Изменить размер шрифта - +
.

Всегда помнилось Ванюшке, что мать садилась за стол позже всех, досасывала рыбьи головы после ребят и сердилась ежели ей пытались подсунуть, скажем, щучье звено наравне со всеми. Разве что от свежего чая, забеленного коровьим, а пуще козьим молоком, не умела отказаться и даже, поднимаясь до света, чаевничала в утренних сумерках наособинку, чтобы попить чай и другой раз, когда уж вся многочадливая семейка усядится за стол.
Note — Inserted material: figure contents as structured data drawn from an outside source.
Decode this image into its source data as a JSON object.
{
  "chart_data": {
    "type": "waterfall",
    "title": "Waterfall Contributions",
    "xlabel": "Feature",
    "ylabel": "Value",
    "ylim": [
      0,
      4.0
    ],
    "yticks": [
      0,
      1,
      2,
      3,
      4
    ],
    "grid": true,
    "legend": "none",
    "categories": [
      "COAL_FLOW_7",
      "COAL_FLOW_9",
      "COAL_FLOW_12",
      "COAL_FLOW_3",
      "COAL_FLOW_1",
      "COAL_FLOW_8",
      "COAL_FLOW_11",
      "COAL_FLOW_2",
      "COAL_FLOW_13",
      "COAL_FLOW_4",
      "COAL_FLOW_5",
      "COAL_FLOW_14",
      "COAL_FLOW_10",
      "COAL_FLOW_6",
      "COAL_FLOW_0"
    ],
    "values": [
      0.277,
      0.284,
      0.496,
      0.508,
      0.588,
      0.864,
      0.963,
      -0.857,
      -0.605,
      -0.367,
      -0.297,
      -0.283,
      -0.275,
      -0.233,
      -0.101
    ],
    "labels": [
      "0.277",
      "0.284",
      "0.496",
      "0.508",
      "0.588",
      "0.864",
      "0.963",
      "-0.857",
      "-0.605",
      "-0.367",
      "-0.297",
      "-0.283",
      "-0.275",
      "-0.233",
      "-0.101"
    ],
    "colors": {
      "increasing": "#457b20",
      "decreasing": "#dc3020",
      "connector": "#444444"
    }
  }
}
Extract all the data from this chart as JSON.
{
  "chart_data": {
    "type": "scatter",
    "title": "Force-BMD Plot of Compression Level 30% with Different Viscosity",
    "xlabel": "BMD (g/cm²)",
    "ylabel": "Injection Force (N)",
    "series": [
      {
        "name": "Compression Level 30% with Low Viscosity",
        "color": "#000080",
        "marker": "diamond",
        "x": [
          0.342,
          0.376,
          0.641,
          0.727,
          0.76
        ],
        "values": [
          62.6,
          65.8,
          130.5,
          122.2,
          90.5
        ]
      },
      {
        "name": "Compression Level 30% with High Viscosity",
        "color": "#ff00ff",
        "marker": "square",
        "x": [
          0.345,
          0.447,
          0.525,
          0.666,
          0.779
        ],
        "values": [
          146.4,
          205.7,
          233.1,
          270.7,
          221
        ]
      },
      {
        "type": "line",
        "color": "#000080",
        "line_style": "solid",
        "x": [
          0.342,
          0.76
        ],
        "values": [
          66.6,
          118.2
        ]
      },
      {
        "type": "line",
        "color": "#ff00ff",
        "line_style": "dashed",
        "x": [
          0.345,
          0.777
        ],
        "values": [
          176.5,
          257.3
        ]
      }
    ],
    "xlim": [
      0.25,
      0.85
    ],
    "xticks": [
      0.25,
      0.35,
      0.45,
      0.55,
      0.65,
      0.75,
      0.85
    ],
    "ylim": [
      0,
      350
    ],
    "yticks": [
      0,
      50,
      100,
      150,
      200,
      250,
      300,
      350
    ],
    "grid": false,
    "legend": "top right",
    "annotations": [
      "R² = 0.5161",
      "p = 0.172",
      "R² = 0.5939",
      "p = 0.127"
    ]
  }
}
Ванюшка, которому чаще всего стелили в кухне на курятнике, вполглаза, точно продолженьем сна, видел порой, как мать, докрасна омывшись студеной водой, зардев щеками омоложенно, раздирала гребнем спутанные во сне волосы, потом гладко их причесывала, закручивала и, повязав беленький платочек, долго и зачарованно крестилась, вымаливая у Господа покоя и здравия отцу, Ванюшке, девчушкам и даже поминая корову Майку и всю другую животину. Жалобно и умиленно глядя на резную божницу с проясневшими в утреннем свете образами, отрешенно молилась, старательно осеняла себя крестным знамением, кланялась поясно, разминая затекшую и занемевшую за ночь спину, при этом шевелила скорбно побледневшими губами.

Отмолившись, раздувала самовар, приткнув коленчатую трубу к печной вьюшке, потом растопляла печь и ставила на огонь две больших чугунки с намытой картошкой: мелкую — поросе, покрупнее — отцу и ребятишкам, а уж потом, заварив, садилась пить чай, пила его, подбеливая из крынки молочком, закусывая черным сухарем, пила, как молилась, — неспешно, чему-то своему грустно улыбаясь, иногда даже чуть слышно разговаривая с кем-то. При этом все смотрела перед собой или в синеющее окошко круглыми, почти недвижными глазами, будто замершими в ласковом, младенческом удивлении перед нарождающимся днем. В каждом дне ждал ее этот предрассветный, тихий час, принадлежащий только ей, как поджидал заветный, свежий чай.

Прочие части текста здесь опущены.